Time To Talk

A Guide To Having “The Conversation” About Assisted Care With A Loved One

As we grow older, we become less capable. As an abstract concept, we all recognize this as a fact of life. But when applied to ourselves and our parents, the concept is too scary to contemplate. By recognizing that they are getting older and less capable, we are recognizing our own mortality. And so, we let our parents’ home situation slowly deteriorate until living alone becomes life-threatening or untenable.
Caring for an elder adult is a huge undertaking, one that, if possible, you should not do on your own. Everyone who will be helping in the future to care for your loved one should be involved from the beginning. All the caregivers should gather together beforehand to rehearse what they are going to say and discuss what responsibilities each person is willing to sustain. Refer to the provided checklist to ensure you consider all of your parent’s needs (for legal issues, see “Available Avenues” in the July 2013 issue). Practice how to offer suggestions and solutions to your loved one in a positive light. When the time comes to sit down and have “the conversation,” everyone should already know what problems might arise and have a plan ready for how to diffuse them.

Sometimes family dynamics create additional problems. Unresolved issues and entrenched family roles can make it impossible for siblings to reach an agreement. If such is the case, get someone else to mediate, preferably a geriatric professional (see “Geriatric Care Managers” in the Feb/Mar 2014 issue). This can also help when a parent is unwilling to listen to their children.

When you do sit down to have a conversation with your loved one about his or her long-term elder care, it should not be an ambush. Remember, this is not an “intervention”; this is a “conversation.” As such, you should inform them beforehand about what you plan to do. Don’t be ambiguous about the time, but keep your message simple: “Peggy and Jim and I would like to come over and chat about your health and your future plans. How is Friday at noon?” Avoid an argument or drawn-out discussion beforehand by saying, “I hear what you’re saying, but let’s talk about that on Friday when we can all get together.”

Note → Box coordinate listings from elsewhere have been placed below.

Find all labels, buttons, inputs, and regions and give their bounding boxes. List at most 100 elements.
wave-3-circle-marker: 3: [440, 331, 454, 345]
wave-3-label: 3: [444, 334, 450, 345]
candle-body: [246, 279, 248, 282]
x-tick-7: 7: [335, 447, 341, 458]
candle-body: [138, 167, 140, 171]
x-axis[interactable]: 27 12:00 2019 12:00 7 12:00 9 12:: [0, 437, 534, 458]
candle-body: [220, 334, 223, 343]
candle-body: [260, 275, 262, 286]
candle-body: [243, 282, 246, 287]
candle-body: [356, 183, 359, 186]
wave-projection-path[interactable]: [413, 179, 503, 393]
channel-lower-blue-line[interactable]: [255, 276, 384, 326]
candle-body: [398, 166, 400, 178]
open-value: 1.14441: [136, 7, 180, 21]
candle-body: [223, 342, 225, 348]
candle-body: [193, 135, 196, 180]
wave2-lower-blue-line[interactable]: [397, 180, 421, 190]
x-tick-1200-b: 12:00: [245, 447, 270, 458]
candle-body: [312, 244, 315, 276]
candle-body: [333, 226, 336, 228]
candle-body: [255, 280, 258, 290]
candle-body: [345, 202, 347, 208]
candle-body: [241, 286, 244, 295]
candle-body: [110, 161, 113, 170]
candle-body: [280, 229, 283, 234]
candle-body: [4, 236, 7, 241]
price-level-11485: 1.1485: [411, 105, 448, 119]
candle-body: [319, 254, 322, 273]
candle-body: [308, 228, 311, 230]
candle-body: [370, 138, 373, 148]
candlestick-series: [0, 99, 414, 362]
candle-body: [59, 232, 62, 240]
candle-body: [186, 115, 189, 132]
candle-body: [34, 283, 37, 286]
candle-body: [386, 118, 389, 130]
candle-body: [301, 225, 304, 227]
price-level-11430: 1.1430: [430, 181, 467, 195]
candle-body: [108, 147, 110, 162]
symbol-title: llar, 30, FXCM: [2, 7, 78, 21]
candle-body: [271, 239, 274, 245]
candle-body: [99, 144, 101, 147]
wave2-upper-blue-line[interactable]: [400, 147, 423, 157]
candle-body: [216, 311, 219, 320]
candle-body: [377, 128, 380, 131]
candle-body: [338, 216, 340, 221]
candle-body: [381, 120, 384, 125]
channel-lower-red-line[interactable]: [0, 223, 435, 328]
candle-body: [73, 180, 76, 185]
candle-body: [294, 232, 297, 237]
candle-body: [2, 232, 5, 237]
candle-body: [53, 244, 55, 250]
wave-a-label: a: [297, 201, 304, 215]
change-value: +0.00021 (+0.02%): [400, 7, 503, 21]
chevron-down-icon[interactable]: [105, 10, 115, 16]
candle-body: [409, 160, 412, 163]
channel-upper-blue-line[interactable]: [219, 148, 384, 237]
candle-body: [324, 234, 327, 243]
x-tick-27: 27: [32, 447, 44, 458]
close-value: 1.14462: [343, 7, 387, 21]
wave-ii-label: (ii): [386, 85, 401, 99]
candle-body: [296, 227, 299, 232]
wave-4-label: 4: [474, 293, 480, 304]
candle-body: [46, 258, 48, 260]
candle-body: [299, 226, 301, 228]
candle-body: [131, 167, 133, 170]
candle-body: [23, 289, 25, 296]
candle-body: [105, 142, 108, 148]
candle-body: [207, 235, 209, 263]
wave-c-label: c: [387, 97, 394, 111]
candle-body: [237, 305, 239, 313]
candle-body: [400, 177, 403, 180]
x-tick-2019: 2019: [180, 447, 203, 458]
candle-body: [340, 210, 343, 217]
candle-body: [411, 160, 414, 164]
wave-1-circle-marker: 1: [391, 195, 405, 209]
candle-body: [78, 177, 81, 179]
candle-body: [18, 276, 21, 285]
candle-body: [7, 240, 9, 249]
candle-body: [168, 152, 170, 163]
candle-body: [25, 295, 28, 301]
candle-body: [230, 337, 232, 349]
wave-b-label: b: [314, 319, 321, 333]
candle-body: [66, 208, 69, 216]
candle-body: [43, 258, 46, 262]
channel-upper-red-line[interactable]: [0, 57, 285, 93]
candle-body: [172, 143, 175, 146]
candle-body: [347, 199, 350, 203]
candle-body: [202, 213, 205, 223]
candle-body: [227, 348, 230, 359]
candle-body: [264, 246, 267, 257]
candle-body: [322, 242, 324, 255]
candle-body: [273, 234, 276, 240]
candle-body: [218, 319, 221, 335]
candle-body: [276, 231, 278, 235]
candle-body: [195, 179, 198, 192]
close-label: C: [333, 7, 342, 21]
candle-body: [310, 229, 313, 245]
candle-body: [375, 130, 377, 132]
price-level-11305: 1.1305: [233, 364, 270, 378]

Also, listen to what your parent has to say. While you want to be prepared, you also want to leave room for adjustment. Unless there is a safety or welfare risk, your parent’s wishes should be paramount. Ask your parent’s opinion about every item being discussed, and respect that opinion once it is given.

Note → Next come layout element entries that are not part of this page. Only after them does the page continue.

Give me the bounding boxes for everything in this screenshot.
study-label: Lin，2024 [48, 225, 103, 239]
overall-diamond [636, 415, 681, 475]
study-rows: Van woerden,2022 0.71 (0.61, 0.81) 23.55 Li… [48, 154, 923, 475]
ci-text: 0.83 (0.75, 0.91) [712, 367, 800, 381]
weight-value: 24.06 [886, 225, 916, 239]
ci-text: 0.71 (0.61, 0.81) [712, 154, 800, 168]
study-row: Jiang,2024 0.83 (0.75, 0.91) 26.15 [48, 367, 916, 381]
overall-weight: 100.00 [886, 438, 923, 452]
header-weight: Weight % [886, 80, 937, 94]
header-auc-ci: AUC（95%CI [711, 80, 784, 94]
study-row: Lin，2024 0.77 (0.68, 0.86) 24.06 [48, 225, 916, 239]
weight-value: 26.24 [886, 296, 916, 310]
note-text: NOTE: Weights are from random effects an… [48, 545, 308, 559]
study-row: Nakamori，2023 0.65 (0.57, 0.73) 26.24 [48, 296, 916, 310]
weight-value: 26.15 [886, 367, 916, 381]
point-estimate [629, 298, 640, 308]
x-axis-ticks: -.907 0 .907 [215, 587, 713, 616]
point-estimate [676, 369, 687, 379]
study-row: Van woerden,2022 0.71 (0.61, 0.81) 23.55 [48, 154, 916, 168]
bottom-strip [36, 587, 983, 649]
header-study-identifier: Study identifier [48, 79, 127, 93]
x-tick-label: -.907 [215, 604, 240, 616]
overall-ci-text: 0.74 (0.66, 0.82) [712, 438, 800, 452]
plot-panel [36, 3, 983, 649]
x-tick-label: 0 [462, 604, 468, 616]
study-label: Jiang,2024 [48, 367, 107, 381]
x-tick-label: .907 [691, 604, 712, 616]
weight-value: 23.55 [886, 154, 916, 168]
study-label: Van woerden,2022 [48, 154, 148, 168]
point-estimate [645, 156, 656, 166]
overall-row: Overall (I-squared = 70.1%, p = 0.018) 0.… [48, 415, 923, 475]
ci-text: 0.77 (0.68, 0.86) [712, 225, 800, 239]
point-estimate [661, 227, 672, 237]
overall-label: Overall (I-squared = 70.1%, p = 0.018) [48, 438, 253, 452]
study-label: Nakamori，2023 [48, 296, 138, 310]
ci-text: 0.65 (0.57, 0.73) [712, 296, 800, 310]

You can delay the inevitable, but time will catch up to all of us. It is much easier to have “the conversation” with your parents when they’ve reached retirement age and are still able to get about on their own. If you wait until they have lost some of their abilities or perhaps dementia has set in, you might be unable to get the power of attorney you need to make decisions for them.

Editor’s Note: This is the final installment of Advice on Eldercare, a yearlong series of articles dealing with caring for aging parents and relatives.